Update: The important thing to note about Azure (and why its in this section) is that it’s not a VMware service. The underlying technology is vSphere-based. However, it’s not the same as VMC on AWS. Microsoft offers and manages the service via a partner other than VMware.

Aslo, thanks to W. Curtis Preston for pointing to this link that shows the Azure solution is based on VCF.
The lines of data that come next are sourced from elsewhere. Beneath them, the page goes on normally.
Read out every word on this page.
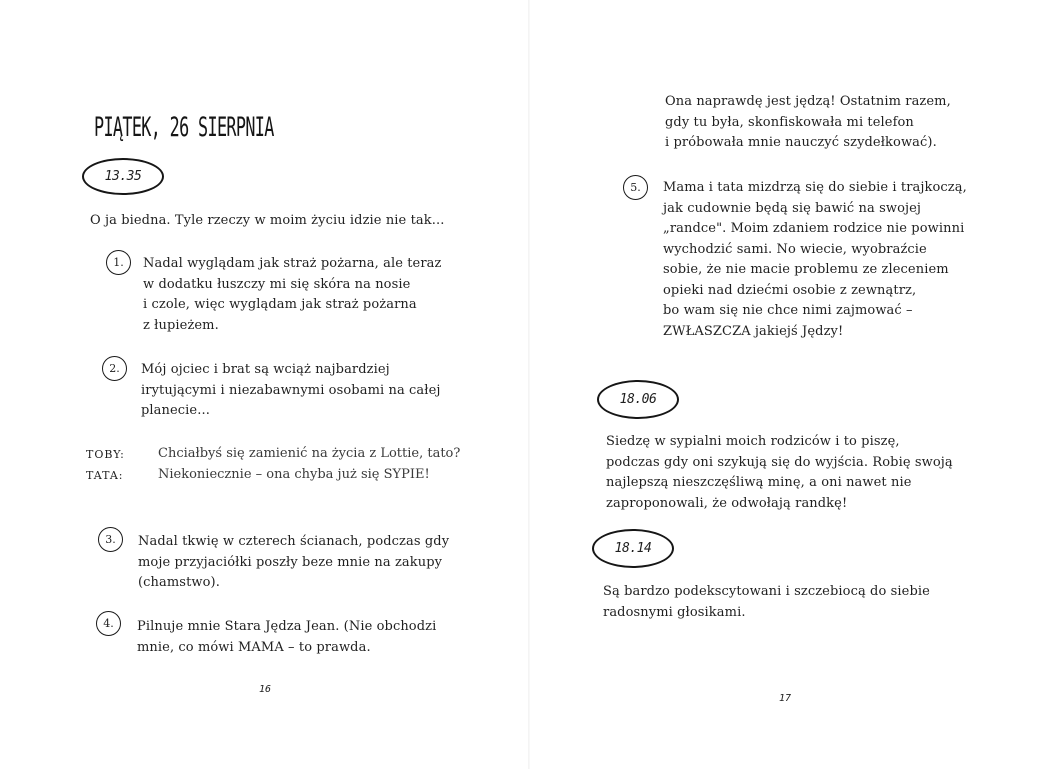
PIĄTEK, 26 SIERPNIA
13.35
O ja biedna. Tyle rzeczy w moim życiu idzie nie tak...
1.	Nadal wyglądam jak straż pożarna, ale teraz
w dodatku łuszczy mi się skóra na nosie
i czole, więc wyglądam jak straż pożarna
z łupieżem.
2.	Mój ojciec i brat są wciąż najbardziej
irytującymi i niezabawnymi osobami na całej
planecie...
TOBY:	Chciałbyś się zamienić na życia z Lottie, tato?
TATA:	Niekoniecznie – ona chyba już się SYPIE!
3.	Nadal tkwię w czterech ścianach, podczas gdy
moje przyjaciółki poszły beze mnie na zakupy
(chamstwo).
4.	Pilnuje mnie Stara Jędza Jean. (Nie obchodzi
mnie, co mówi MAMA – to prawda.
16
Ona naprawdę jest jędzą! Ostatnim razem,
gdy tu była, skonfiskowała mi telefon
i próbowała mnie nauczyć szydełkować).
5.	Mama i tata mizdrzą się do siebie i trajkoczą,
jak cudownie będą się bawić na swojej
„randce". Moim zdaniem rodzice nie powinni
wychodzić sami. No wiecie, wyobraźcie
sobie, że nie macie problemu ze zleceniem
opieki nad dziećmi osobie z zewnątrz,
bo wam się nie chce nimi zajmować –
ZWŁASZCZA jakiejś Jędzy!
18.06
Siedzę w sypialni moich rodziców i to piszę,
podczas gdy oni szykują się do wyjścia. Robię swoją
najlepszą nieszczęśliwą minę, a oni nawet nie
zaproponowali, że odwołają randkę!
18.14
Są bardzo podekscytowani i szczebiocą do siebie
radosnymi głosikami.
17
VMC on Dell Technologies Cloud

At Dell Technologies World, VMware and Dell announced VMC on Dell Technologies Cloud (DTC). VMC on DTC isn’t a new technology implementation. It is VCF on VxRail. The significant difference, the solution is provided and managed my VMware/Dell Tech. VMware will deploy and manage the platform, and customers pay for it similar to Public Cloud solutions. If you are familiar with HPE’s GreenLake solution, it is very similar.

The Dell solution represents one of many solutions coming to market. VMware and AWS will partner on an Outpost version of VMC on AWS.

In the End

Customers want choice. I’m sure VMware would have preferred to offer VMC on Google and VMC on Azure. At the end of the day, customers have the option of extending their VMware management construct to most of the major cloud providers. Even if there isn’t a one-stop shop to procure and support the solutions.